Neogeography also has practical applications. Websites such as Wikimapia, Openstreetmap, and Google Maps allow anyone to add information and edit their maps. Users can do things such as add buildings or comment on businesses. Maps created by many people can have the advantage of being more detailed than conventional maps (see figure 4), but since they are not made by "professionals" they are also more likely to be inaccurate. 

Figure 4: Openstreetmap.org zoomed to Southwestern University campus
Papadimitriou believes that neogeography is an important step humanity has taken into the future. He states, "Never before has the global sharing of one's local experience been instantaneously possible" (74). Neogeography provides a new way for people to express themselves and interact with each other and the world.















Wednesday, September 19, 2012

Does your iPhone Really Know Where you are?


It may seem as though your phone can pinpoint your exact location, but the real answer is no, your “phone” does not know where you are. However your iPhone does use a combination of three different programs (A-GPS, WiFI Positioning, and Cellular Network Positioning) that all work together to roughly estimate your phones location at the time the GPS or Navigation application (Ap) is being used. 

When the first iPhone had been released there was only one complaint, no GPS feature. The technology for a device that used GPS was already in existence but the integration between phone and GPS had not yet been introduced. A year later the iPhone 3G was released which included a GPS application. 

After an article was released by Paul A Zandbergen on how the iPhone 3G uses A-GPS, WiFI Positioning, and Cellular Network Positioning to determine your location it was better understood that the phone itself does not know your location; it is the opening of the GPS Ap that configures the three programs to find your location. Once the configuration between the three had become available more applications began to integrate it for their own purposes. Some of these are “Restaurant Finder”, “Facebook”, “Weather Now”, etc.  

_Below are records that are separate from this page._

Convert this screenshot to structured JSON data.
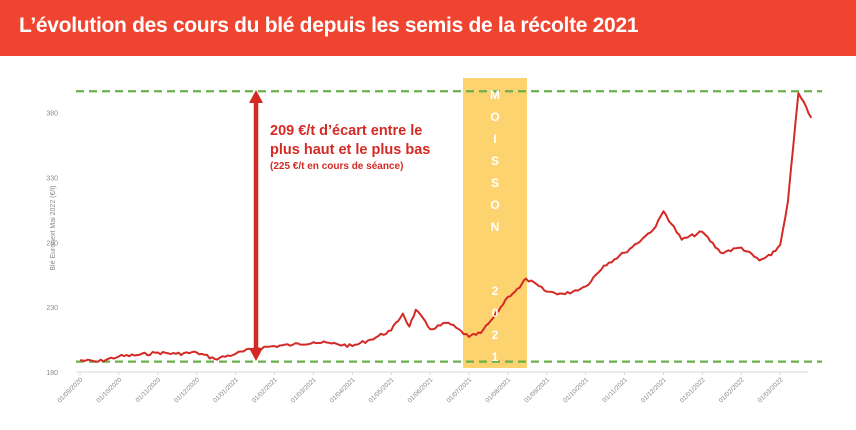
{
  "header": {
    "title": "L’évolution des cours du blé depuis les semis de la récolte 2021",
    "background": "#ee4430"
  },
  "annotation": {
    "line1": "209 €/t d’écart entre le",
    "line2": "plus haut et le plus bas",
    "line3": "(225 €/t en cours de séance)",
    "color": "#d42a25"
  },
  "harvest_band": {
    "label_word": "MOISSON",
    "label_year": "2021",
    "color": "#fdd36f"
  },
  "chart_data": {
    "type": "line",
    "title": "L’évolution des cours du blé depuis les semis de la récolte 2021",
    "ylabel": "Blé Euronext Mai 2022 (€/t)",
    "xlabel": "",
    "ylim": [
      180,
      400
    ],
    "yticks": [
      180,
      230,
      280,
      330,
      380
    ],
    "xticks": [
      "01/09/2020",
      "01/10/2020",
      "01/11/2020",
      "01/12/2020",
      "01/01/2021",
      "01/02/2021",
      "01/03/2021",
      "01/04/2021",
      "01/05/2021",
      "01/06/2021",
      "01/07/2021",
      "01/08/2021",
      "01/09/2021",
      "01/10/2021",
      "01/11/2021",
      "01/12/2021",
      "01/01/2022",
      "01/02/2022",
      "01/03/2022"
    ],
    "grid": false,
    "legend": "none",
    "reference_lines": [
      {
        "name": "plus haut",
        "value": 398,
        "style": "dashed",
        "color": "#6ab04c"
      },
      {
        "name": "plus bas",
        "value": 188,
        "style": "dashed",
        "color": "#6ab04c"
      }
    ],
    "highlight_region": {
      "label": "MOISSON 2021",
      "from": "~01/07/2021",
      "to": "~15/08/2021"
    },
    "series": [
      {
        "name": "Blé Euronext Mai 2022",
        "color": "#d42a25",
        "x": [
          "01/09/2020",
          "15/09/2020",
          "01/10/2020",
          "15/10/2020",
          "01/11/2020",
          "15/11/2020",
          "01/12/2020",
          "15/12/2020",
          "01/01/2021",
          "15/01/2021",
          "01/02/2021",
          "15/02/2021",
          "01/03/2021",
          "15/03/2021",
          "01/04/2021",
          "15/04/2021",
          "01/05/2021",
          "10/05/2021",
          "15/05/2021",
          "20/05/2021",
          "01/06/2021",
          "15/06/2021",
          "01/07/2021",
          "10/07/2021",
          "20/07/2021",
          "01/08/2021",
          "10/08/2021",
          "15/08/2021",
          "01/09/2021",
          "15/09/2021",
          "01/10/2021",
          "15/10/2021",
          "01/11/2021",
          "15/11/2021",
          "25/11/2021",
          "01/12/2021",
          "15/12/2021",
          "01/01/2022",
          "15/01/2022",
          "01/02/2022",
          "15/02/2022",
          "24/02/2022",
          "01/03/2022",
          "07/03/2022",
          "15/03/2022",
          "25/03/2022"
        ],
        "values": [
          189,
          188,
          192,
          193,
          195,
          194,
          195,
          190,
          194,
          198,
          200,
          201,
          203,
          202,
          200,
          205,
          212,
          225,
          215,
          228,
          213,
          218,
          207,
          210,
          222,
          238,
          245,
          252,
          242,
          240,
          246,
          262,
          272,
          283,
          292,
          304,
          282,
          288,
          272,
          276,
          266,
          270,
          278,
          312,
          395,
          376
        ]
      }
    ]
  }
}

The three programs used for the configuration process overlap to get a more accurate reading on your location. A – GPS or Assisted GPS uses “many of the functions of a full GPS receiver, [but mostly] are performed by a remote GPS location server. This remote server provides the A-GPS mobile device with satellite orbit and clock information” (Zandberbergen, 2009). Just using A – GPS still provides a bit of inaccuracy compared to a GPS only device.
 “WiFi positioning uses terrestrial based WiFi access points (APs) to determine location” (Zandberbergen, 2009). These “terrestrial access points” are signals that your phone emits when using certain Ap’s. Because of the vast amount of people always on their phones using these applications it often causes an overlap in signals “creating a natural reference system for determining location.” 
Cellular positioning uses cells and towers to estimate your location. “When a user connects to the network, the mobile device is allocated to the base station transmitting with the strongest field strength. The most basic form of cellular positioning is to use the (known) location of this base station” (Zandberbergen, 2009). Because it only allocates your position to the closest tower or base your actual location is often off by a couple of miles.

So individually each program is slightly flawed which makes it undesirable to the user. In order to get a product that is accurate Apple merged the three programs together to give you the GPS system your phone currently uses to give the best accuracy. 
 Zandberbergen, P. A. (2009). Accuracy of iPhone Locations: A Comparison of Assisted GPS, WiFI, and Cellular Positioning. Transactions in GIS, 13, 5-25.